Assicurare la pace e la giustizia fra le Nazioni è però cosa ben diversa dall'assicurare la pace e la giustizia nelle Nazioni
Che piaccia o no al nostro Presidente, ai padri costituenti l'idea di esportare la democrazia con la forza delle armi non piaceva, tant'è che hanno appunto precisato l'ambito entro il quale, eccezionalmente, l'Italia può consentire limitazioni di sovranità.
Per quanto, quindi, i talebani possano risultare antipatici ed indigeribili (e in tutta franchezza lo sono), la nostra Costituzione vieta l'uso delle armi per sostituirli con qualcuno o qualcosa di più simpatico, anche se a dirlo è l'ONU o qualsiasi altra organizzazione internazionale.
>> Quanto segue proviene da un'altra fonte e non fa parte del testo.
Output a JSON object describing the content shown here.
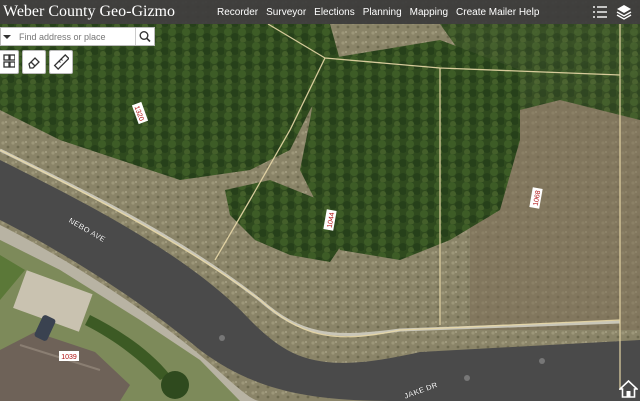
{
  "app": {
    "title": "Weber County Geo-Gizmo"
  },
  "nav": [
    {
      "label": "Recorder"
    },
    {
      "label": "Surveyor"
    },
    {
      "label": "Elections"
    },
    {
      "label": "Planning"
    },
    {
      "label": "Mapping"
    },
    {
      "label": "Create Mailer Help"
    }
  ],
  "toolbar_icons": [
    "list-icon",
    "layers-icon"
  ],
  "search": {
    "placeholder": "Find address or place",
    "icon": "search-icon",
    "dropdown_icon": "caret-down-icon"
  },
  "map_tools": [
    "basemap-grid-icon",
    "eraser-icon",
    "ruler-icon"
  ],
  "map": {
    "street_labels": [
      "NEBO AVE",
      "JAKE DR"
    ],
    "parcel_labels": [
      "1320",
      "1044",
      "1068",
      "1039"
    ],
    "home_icon": "home-icon",
    "colors": {
      "parcel_line": "#e8d8a8",
      "parcel_label_bg": "#ffffff",
      "parcel_label_text": "#b01010",
      "road": "#4a4a4a",
      "topbar": "#3a3a3a"
    }
  }
}
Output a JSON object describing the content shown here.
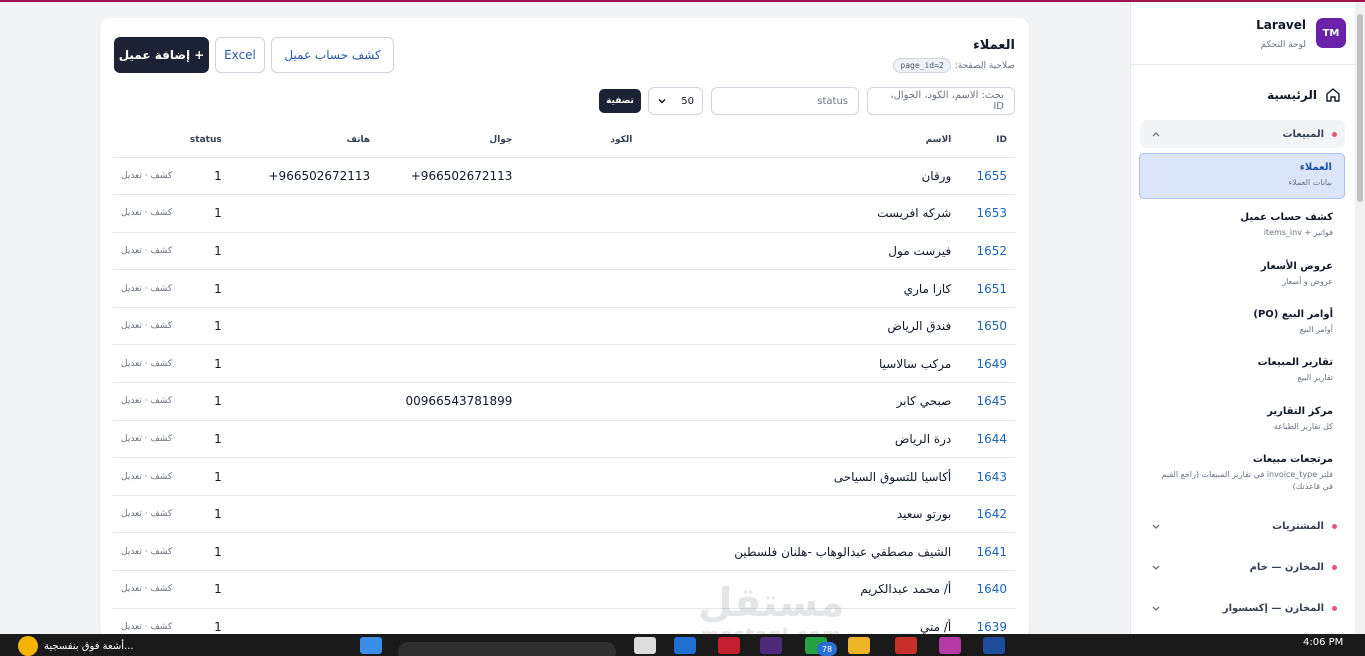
{
  "sidebar": {
    "brand": {
      "logo_text": "TM",
      "name": "Laravel",
      "subtitle": "لوحة التحكم"
    },
    "home_label": "الرئيسية",
    "sections": [
      {
        "label": "المبيعات",
        "open": true
      },
      {
        "label": "المشتريات",
        "open": false
      },
      {
        "label": "المخازن — خام",
        "open": false
      },
      {
        "label": "المخازن — إكسسوار",
        "open": false
      }
    ],
    "items": [
      {
        "title": "العملاء",
        "subtitle": "بيانات العملاء",
        "active": true
      },
      {
        "title": "كشف حساب عميل",
        "subtitle": "فواتير + items_inv"
      },
      {
        "title": "عروض الأسعار",
        "subtitle": "عروض و أسعار"
      },
      {
        "title": "أوامر البيع (PO)",
        "subtitle": "أوامر البيع"
      },
      {
        "title": "تقارير المبيعات",
        "subtitle": "تقارير البيع"
      },
      {
        "title": "مركز التقارير",
        "subtitle": "كل تقارير الطباعة"
      },
      {
        "title": "مرتجعات مبيعات",
        "subtitle": "فلتر invoice_type في تقارير المبيعات (راجع القيم في قاعدتك)"
      }
    ]
  },
  "header": {
    "title": "العملاء",
    "permission_label": "صلاحية الصفحة:",
    "permission_badge": "page_id=2",
    "add_button": "+ إضافة عميل",
    "excel_button": "Excel",
    "statement_button": "كشف حساب عميل"
  },
  "filters": {
    "search_placeholder": "بحث: الاسم، الكود، الجوال، ID",
    "status_placeholder": "status",
    "per_page": "50",
    "filter_button": "تصفية"
  },
  "table": {
    "columns": {
      "id": "ID",
      "name": "الاسم",
      "code": "الكود",
      "mobile": "جوال",
      "phone": "هاتف",
      "status": "status"
    },
    "action_text": "كشف · تعديل",
    "rows": [
      {
        "id": "1655",
        "name": "ورقان",
        "code": "",
        "mobile": "+966502672113",
        "phone": "+966502672113",
        "status": "1"
      },
      {
        "id": "1653",
        "name": "شركه افريست",
        "code": "",
        "mobile": "",
        "phone": "",
        "status": "1"
      },
      {
        "id": "1652",
        "name": "فيرست مول",
        "code": "",
        "mobile": "",
        "phone": "",
        "status": "1"
      },
      {
        "id": "1651",
        "name": "كازا ماري",
        "code": "",
        "mobile": "",
        "phone": "",
        "status": "1"
      },
      {
        "id": "1650",
        "name": "فندق الرياض",
        "code": "",
        "mobile": "",
        "phone": "",
        "status": "1"
      },
      {
        "id": "1649",
        "name": "مركب سالاسيا",
        "code": "",
        "mobile": "",
        "phone": "",
        "status": "1"
      },
      {
        "id": "1645",
        "name": "صبحي كابر",
        "code": "",
        "mobile": "00966543781899",
        "phone": "",
        "status": "1"
      },
      {
        "id": "1644",
        "name": "درة الرياض",
        "code": "",
        "mobile": "",
        "phone": "",
        "status": "1"
      },
      {
        "id": "1643",
        "name": "أكاسيا للتسوق السياحى",
        "code": "",
        "mobile": "",
        "phone": "",
        "status": "1"
      },
      {
        "id": "1642",
        "name": "بورتو سعيد",
        "code": "",
        "mobile": "",
        "phone": "",
        "status": "1"
      },
      {
        "id": "1641",
        "name": "الشيف مصطفي عبدالوهاب -هلنان فلسطين",
        "code": "",
        "mobile": "",
        "phone": "",
        "status": "1"
      },
      {
        "id": "1640",
        "name": "أ/ محمد عبدالكريم",
        "code": "",
        "mobile": "",
        "phone": "",
        "status": "1"
      },
      {
        "id": "1639",
        "name": "أ/ متي",
        "code": "",
        "mobile": "",
        "phone": "",
        "status": "1"
      }
    ]
  },
  "watermark": {
    "arabic": "مستقل",
    "latin": "mostaql.com"
  },
  "taskbar": {
    "weather_text": "أشعة فوق بنفسجية...",
    "notification_count": "78",
    "time": "4:06 PM"
  },
  "colors": {
    "primary": "#1b2235",
    "link": "#1e63b8",
    "accent_top": "#a0144f",
    "brand_logo": "#6b21a8"
  }
}
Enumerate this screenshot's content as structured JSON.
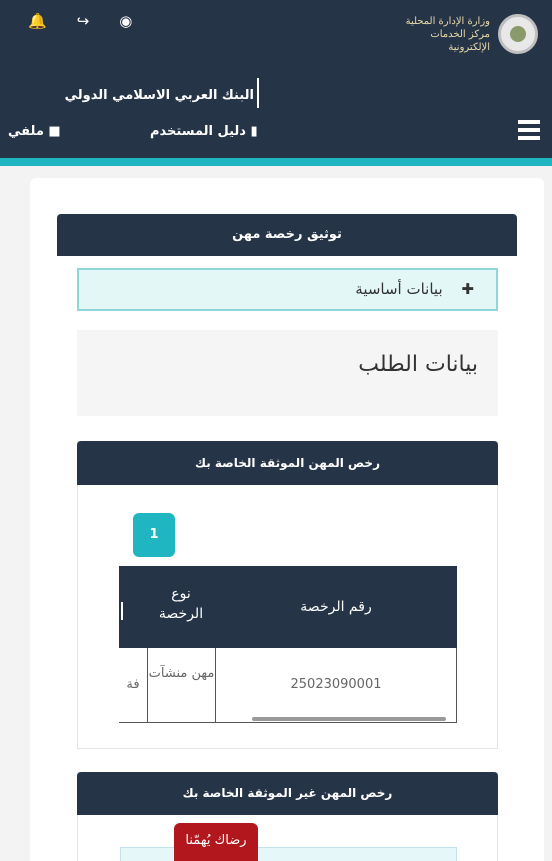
{
  "header": {
    "logo_text": "وزارة الإدارة المحلية\nمركز الخدمات الإلكترونية",
    "bank_name": "البنك العربي الاسلامي الدولي",
    "nav": {
      "guide": "دليل المستخدم",
      "profile": "ملفي"
    },
    "top_icons": [
      "bell-icon",
      "logout-icon",
      "globe-icon"
    ]
  },
  "main_panel": {
    "title": "توثيق رخصة مهن",
    "accordion_label": "بيانات أساسية",
    "request_title": "بيانات الطلب"
  },
  "documented_licenses": {
    "title": "رخص المهن الموثقة الخاصة بك",
    "page_badge": "1",
    "columns": [
      "رقم الرخصة",
      "نوع الرخصة",
      "ا"
    ],
    "rows": [
      {
        "license_number": "25023090001",
        "license_type": "مهن منشآت",
        "cut": "فة"
      }
    ]
  },
  "undocumented_licenses": {
    "title": "رخص المهن غير الموثقة الخاصة بك"
  },
  "satisfaction_button": "رضاك يُهمّنا",
  "colors": {
    "navy": "#253547",
    "teal": "#1fb6c1",
    "red": "#b1171c"
  }
}
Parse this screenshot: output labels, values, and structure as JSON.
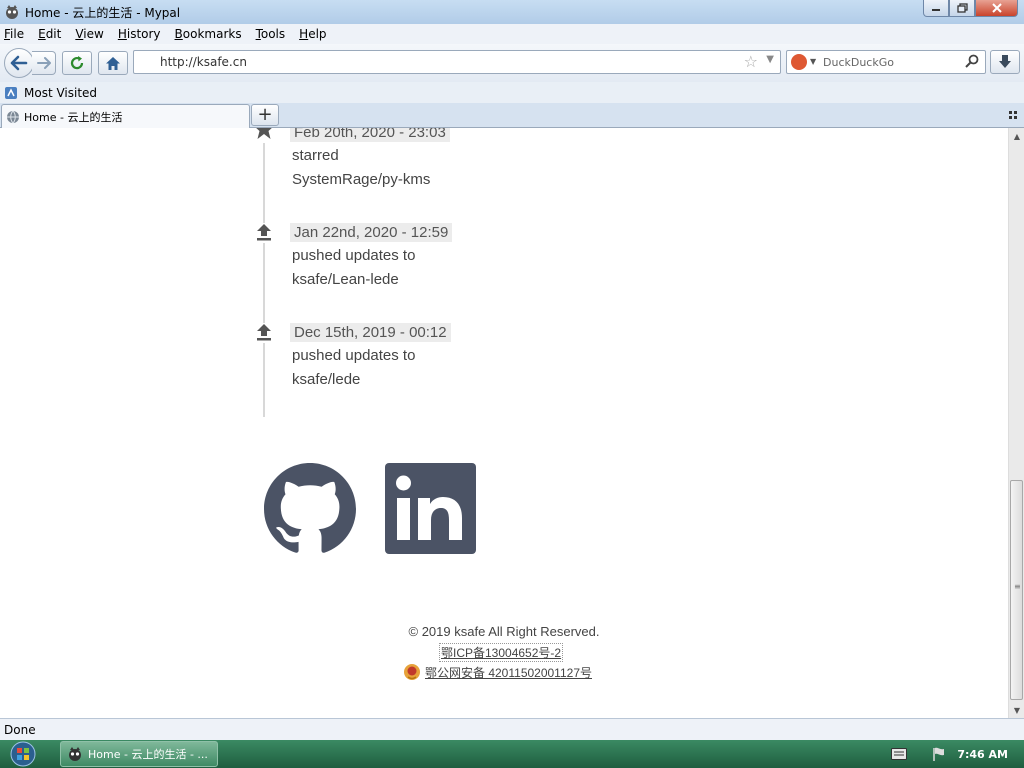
{
  "window": {
    "title": "Home - 云上的生活 - Mypal"
  },
  "menu": [
    "File",
    "Edit",
    "View",
    "History",
    "Bookmarks",
    "Tools",
    "Help"
  ],
  "nav": {
    "url": "http://ksafe.cn",
    "search_placeholder": "DuckDuckGo"
  },
  "bookmarks": {
    "most_visited": "Most Visited"
  },
  "tab": {
    "title": "Home - 云上的生活"
  },
  "timeline": [
    {
      "icon": "star",
      "date": "Feb 20th, 2020 - 23:03",
      "action": "starred",
      "repo": "SystemRage/py-kms"
    },
    {
      "icon": "push",
      "date": "Jan 22nd, 2020 - 12:59",
      "action": "pushed updates to",
      "repo": "ksafe/Lean-lede"
    },
    {
      "icon": "push",
      "date": "Dec 15th, 2019 - 00:12",
      "action": "pushed updates to",
      "repo": "ksafe/lede"
    }
  ],
  "footer": {
    "copyright": "© 2019 ksafe All Right Reserved.",
    "icp": "鄂ICP备13004652号-2",
    "police": "鄂公网安备 42011502001127号"
  },
  "status": {
    "text": "Done"
  },
  "taskbar": {
    "task_title": "Home - 云上的生活 - ...",
    "clock": "7:46 AM"
  },
  "colors": {
    "social_icon": "#4b5365",
    "taskbar": "#2d7552",
    "date_bg": "#ececec"
  }
}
Nonostante queste considerazioni, però, l'attivismo del Presidente Napolitano a sostegno della missione militare in Afghanistan è andato via via crescendo. Dopo aver vestito i panni dell'esperto costituzionalista nel tentativo di dimostrare la legittimità della presenza militare italiana in Afghanistan e dopo aver plaudito la scelta del centrodestra di votare insieme al centrosinistra il rifinanziamento della missione in Afghanistan, ha infine intimato alla maggioranza parlamentare "scelta dagli elettori" di rimanere compatta. Sull'Afghanistan il centrosinistra deve dimostrare la sua compattezza, altrimenti si potrebbero aprire problemi politici abbastanza delicati.

Che ci si trovi di fronte ad un'ingerenza è sin troppo evidente, per nulla attenuata dall'aver aggiunto che "Al Presidente tocca solo aspettare e vedere".
Aspettare cosa?
Con l'attuale Costituzione, per altro riconfermata dal voto referendario del 25-26 giugno, Il Presidente della Repubblica può solo attendere che il Governo si dimetta o che venga sfiduciato dal Parlamento per poter esercitare le proprie prerogative circa l'assegnazione di un nuovo incarico o lo scioglimento anticipato delle Camere.
Al di là di questo, al Presidente Napolitano non è consentito intervenire per dettare l'azione di Governo e né, tanto meno, per imporre meccanismi tipici della logica bipolare nelle relazioni tra Parlamento e Governo; una logica bipolare per altro imposta agli elettori attraverso le alchimie delle leggi elettorali e della quale in Costituzione non vi è, direttamente o indirettamente, menzione alcuna.

In linea di principio, se non verrà posta la fiducia, sul rifinanziamento la maggioranza potrebbe tranquillamente dividersi e non approvare il provvedimento senza che per questo il Governo debba essere costretto alle dimissioni, tanto più che si tratta di un aspetto del programma di governo rimasto indefinito e per il quale si sapeva esservi una forte componente contraria all'interno della coalizione. Al di là di come voteranno i singoli, infatti, sono almeno una quarantina i senatori che voterebbero volentieri per non rifinanziare la missione militare in Afghanistan e che, invece, per la quasi totalità voteranno a favore.
Numeri importanti, sacrificati in nome del bipolarismo senza alcun riguardo per la legalità costituzionale violata, sia che si tratti dell'art. 11 come della forma di governo parlamentare.